Но, несмотря на их сопротивление, меня и Гайдара, как комиссара эскадрильи, наградили орденами Ленина в соответствии с пунктом приказа № 0299, в котором говорилось, что «командир и комиссар эскадрильи, уничтожившей в воздушных боях не менее пятнадцати самолётов противника и потерявшей при этом не более трёх своих самолётов, представляются к ордену Ленина».

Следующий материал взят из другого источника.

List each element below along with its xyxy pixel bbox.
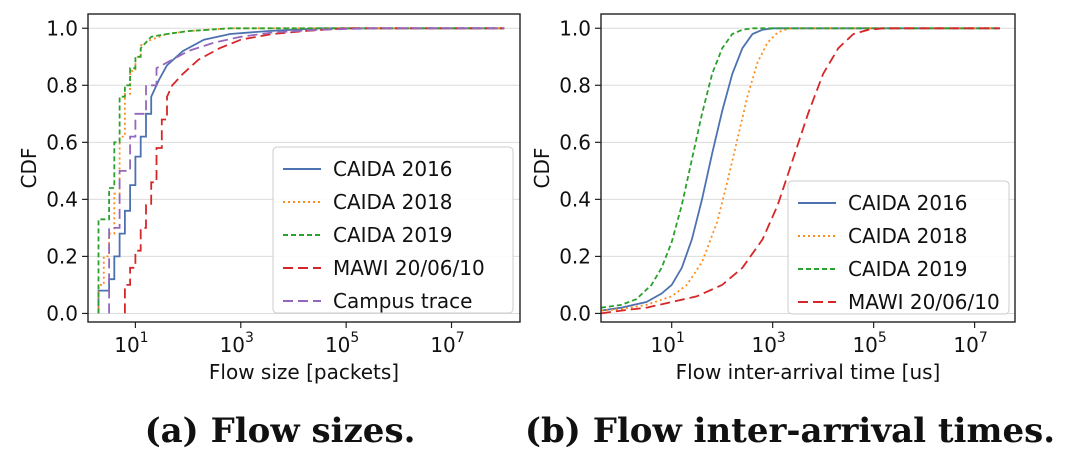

М-да, иконостас у меня на груди получился солидный. Хотя слухи о том, что мы любимчики Сталина, оказались слегка преувеличены. Да и не всесилен Иосиф Виссарионович, что бы ни писали о нём в будущем, и вынужден учитывать мнение других.
После церемонии решили обмыть награды в ресторане. После недолгих размышлений выбор пал на «Арагви». Посидели вполне душевно, но в меру. Блюда выше всяких похвал, особенно для нас, привыкших к фронтовой трапезе. Коньяк тоже был превосходный. В честь знаменательного события налили по сто грамм и нашим лётчикамзалётчикам.
А на следующий день на общем построении приехавший главком авиации генерал-лейтенант Жигарев зачитал приказ наркома обороны Советского Союза И. В. Сталина о присвоении 13-й отдельной истребительной эскадрилье почётного звания гвардейской за боевые подвиги, организованность, дисциплину и образцовый порядок, с вручением особого знака отличия – гвардейского знамени. Теперь мы стали именоваться 13-й отдельной гвардейской истребительной эскадрильей специального назначения. Народ воодушевился настолько, что, казалось, прикажи – и они голыми руками разорвут в клочья всё люфтваффе.
Ещё два дня ждали, когда с завода перегонят для нас новые самолёты. Наши было решено списать. Облётывать новые машины начали второго октября. В этот же день немцы начали наступление на Московском направлении.
Третьего октября вечером получили приказ вылететь утром следующего дня в Кубинку. Задача ставилась прикрыть Москву с этого направления. Я даже несколько раз перечитал текст приказа. Смысла в нашем перебазировании туда именно сейчас не было. Вернее, пока не было. Днём немцы бомбить столицу не рисковали, предпочитая действовать ночью. А вот у нас в эскадрилье опыт ночных полётов был только у двоих: у меня и у Гоча. Ну, и много мы навоюем вдвоём?
Зато чуть позднее, когда немцы подойдут вплотную к Москве, наше присутствие в той же Кубинке будет очень даже кстати. Бывал я там в своём прошлом-будущем. Пару раз по службе на аэродроме в новом городке и один раз в качестве туриста в танковом музее. Насколько я помнил из истории, Кубинку немцы не возьмут.
Прилетели в Кубинку, на этот раз без транспортника: смысла гонять его за шестьдесят километров не было. Техники прибыли на новое место на автотранспорте, отстав от нас лишь на несколько часов.